According to a letter from the consulate sent to Soyinka, officials have revoked his visa, referencing American government regulations that allow “a consular officer, the secretary, or a department official to whom the secretary has delegated this authority … to revoke a nonimmigrant visa at any time, in his or her discretion”.

“This is a somewhat unusual love letter from an embassy,”

he lightheartedly commented while presenting the letter aloud to journalists in Lagos, Nigeria’s financial capital. He also told any organizations hoping to invite him to the United States “not to waste their time”.

“I have no visa. I am banned,” Soyinka said.

The US embassy in Abuja, the capital, said it could not comment on individual cases, citing confidentiality rules.

The present US administration has made visa revocations a hallmark of its wider crackdown on immigration, notably targeting university students who were outspoken about Palestinian rights.

Soyinka said he had recently compared Trump to Uganda’s Amin, something he remarked Trump “should be proud of”.

“Idi Amin was a man of global standing, a statesman, so when I called Donald Trump Idi Amin, I thought I was giving him praise,”

Soyinka commented. “He’s been conducting himself as a dictator.”

The 91-year-old playwright behind Death and the King’s Horseman has lectured at and been awarded honours top US universities including Harvard and Cornell.

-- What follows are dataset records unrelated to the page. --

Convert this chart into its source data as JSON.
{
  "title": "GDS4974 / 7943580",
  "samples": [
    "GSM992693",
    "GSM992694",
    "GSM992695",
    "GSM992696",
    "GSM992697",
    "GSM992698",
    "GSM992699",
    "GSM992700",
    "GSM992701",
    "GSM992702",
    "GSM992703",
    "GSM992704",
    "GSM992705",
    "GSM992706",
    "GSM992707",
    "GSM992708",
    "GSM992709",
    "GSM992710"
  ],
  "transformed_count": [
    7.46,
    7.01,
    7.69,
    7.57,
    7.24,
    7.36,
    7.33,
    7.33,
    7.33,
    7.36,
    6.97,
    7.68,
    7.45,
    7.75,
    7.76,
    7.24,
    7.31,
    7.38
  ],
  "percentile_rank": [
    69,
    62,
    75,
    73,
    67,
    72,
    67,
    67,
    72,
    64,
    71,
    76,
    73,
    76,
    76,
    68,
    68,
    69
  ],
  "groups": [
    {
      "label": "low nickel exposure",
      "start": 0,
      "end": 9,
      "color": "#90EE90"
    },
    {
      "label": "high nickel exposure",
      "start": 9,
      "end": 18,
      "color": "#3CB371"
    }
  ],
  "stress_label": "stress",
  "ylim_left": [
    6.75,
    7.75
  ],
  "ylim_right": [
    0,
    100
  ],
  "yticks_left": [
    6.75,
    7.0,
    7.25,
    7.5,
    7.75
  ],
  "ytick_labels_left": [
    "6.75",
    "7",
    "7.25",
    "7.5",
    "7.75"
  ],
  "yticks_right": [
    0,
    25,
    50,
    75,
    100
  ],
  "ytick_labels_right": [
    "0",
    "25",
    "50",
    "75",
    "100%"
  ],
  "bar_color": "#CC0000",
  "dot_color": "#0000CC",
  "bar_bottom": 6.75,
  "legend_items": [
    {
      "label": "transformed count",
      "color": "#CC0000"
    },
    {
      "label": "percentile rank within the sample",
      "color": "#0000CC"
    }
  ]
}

His newest novel, Chronicles from the Land of the Happiest People on Earth, a critique about corruption in Nigeria, was published in 2021. Soyinka described the book as his “gift to Nigeria”.

In February, the Crucible theatre in Sheffield staged Death and the King’s Horseman.

Soyinka left the door open to entertaining an invitation to the United States should circumstances change, but stated: “I wouldn’t take the initiative myself because there’s nothing I’m looking for there. Nothing.”

He went on to denounce the increased arrests of undocumented immigrants in the country.

“This is not about me,” Soyinka said. “When we see people being arrested publicly – people being taken away and they are held for a month … old women, children being separated. So that’s really what worries me.”

The recent immigration crackdown has seen national guard troops deployed to US cities and citizens temporarily detained as part of aggressive raids, as well as the limiting of legal means of entry.